Mizuho Financial Group Inc is giving all of its Japan bank employees access to Microsoft Corp’s Azure OpenAI service this week, making it one of the country’s first financial firms to adopt the potentially transformative generative artificial intelligence (AI) technology.
The banking giant plans to allow 45,000 workers at its core lending units in the country to test out the service, said Toshitake Ushiwatari, general manager of Mizuho’s digital planning department.
Already, managers and rank-and-file employees at Japan’s third-largest bank are submitting dozens of pitches for ways to harness the technology even before the software is installed.
Photo: Bloomberg
There are many staff who are embracing ChatGPT in their private lives, Ushiwatari said in an interview.
“It’s like poking a beehive,” he said, referring to the enthusiastic response the firm’s move has sparked.
“They think it will completely reset the world, triggering disruptive innovation,” he added.
The developments at Mizuho and its peers come as Wall Street grapples with the unfolding AI revolution and its effects.
Within global banks, some have clamped down on ChatGPT for employees, even as they use AI for business purposes such as scanning wealthy client portfolios and screening for potential defaulters. Japanese financial firms, by contrast, appear to be adopting a more permissive stance internally.
Ushiwatari’s team plans to hold a so-called “ideathon” within the firm in Japan as early as next month, and is brainstorming ways to encourage employees to experiment with the technology.
The tool would be introduced to its brokerage unit in the country next month, he said.

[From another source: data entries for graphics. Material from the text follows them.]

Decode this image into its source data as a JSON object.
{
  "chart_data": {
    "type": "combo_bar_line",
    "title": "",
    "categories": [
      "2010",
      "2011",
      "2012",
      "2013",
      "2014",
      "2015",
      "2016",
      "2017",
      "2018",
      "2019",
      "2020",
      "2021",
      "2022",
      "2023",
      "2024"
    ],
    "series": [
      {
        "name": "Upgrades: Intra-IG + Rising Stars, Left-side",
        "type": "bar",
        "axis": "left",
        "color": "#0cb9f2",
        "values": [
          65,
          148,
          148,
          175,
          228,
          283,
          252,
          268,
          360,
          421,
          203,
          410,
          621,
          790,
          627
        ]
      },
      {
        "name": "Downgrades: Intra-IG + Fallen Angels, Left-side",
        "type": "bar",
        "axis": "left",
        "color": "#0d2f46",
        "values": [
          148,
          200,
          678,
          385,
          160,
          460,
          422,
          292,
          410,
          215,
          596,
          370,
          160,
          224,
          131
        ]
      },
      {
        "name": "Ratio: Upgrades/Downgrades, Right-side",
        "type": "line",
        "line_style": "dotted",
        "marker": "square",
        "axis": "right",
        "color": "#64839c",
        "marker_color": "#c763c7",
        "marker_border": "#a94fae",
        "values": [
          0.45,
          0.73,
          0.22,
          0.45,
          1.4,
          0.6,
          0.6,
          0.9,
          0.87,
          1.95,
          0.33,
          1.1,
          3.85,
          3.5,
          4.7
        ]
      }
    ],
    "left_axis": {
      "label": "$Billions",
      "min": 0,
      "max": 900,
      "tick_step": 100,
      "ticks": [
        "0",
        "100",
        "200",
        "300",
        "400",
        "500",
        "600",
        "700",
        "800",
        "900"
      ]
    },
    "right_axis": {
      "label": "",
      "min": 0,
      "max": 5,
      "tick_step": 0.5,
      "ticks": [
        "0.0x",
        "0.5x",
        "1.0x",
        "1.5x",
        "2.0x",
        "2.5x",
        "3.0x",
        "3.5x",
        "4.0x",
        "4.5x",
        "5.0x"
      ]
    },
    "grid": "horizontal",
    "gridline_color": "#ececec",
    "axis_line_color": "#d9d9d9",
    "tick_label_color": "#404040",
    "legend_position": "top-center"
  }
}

So far, one of the ideas being floated is to use generative AI — in which AI models analyze volumes of data and use them to generate new images, texts, audio and video — as a one-stop reference point for the bank’s vast trove of internal rules, processes and other manuals.
Ushiwatari said he is well aware of the risks of generative AI, and the bank is introducing guidelines when it rolls out the technology to employees, such as information management, intellectual property and ethics.
Still, generative AI is something that would lift society and the bank cannot shy away from, Ushiwatari said.
“This is something we have to do, otherwise, we get left behind,” he said.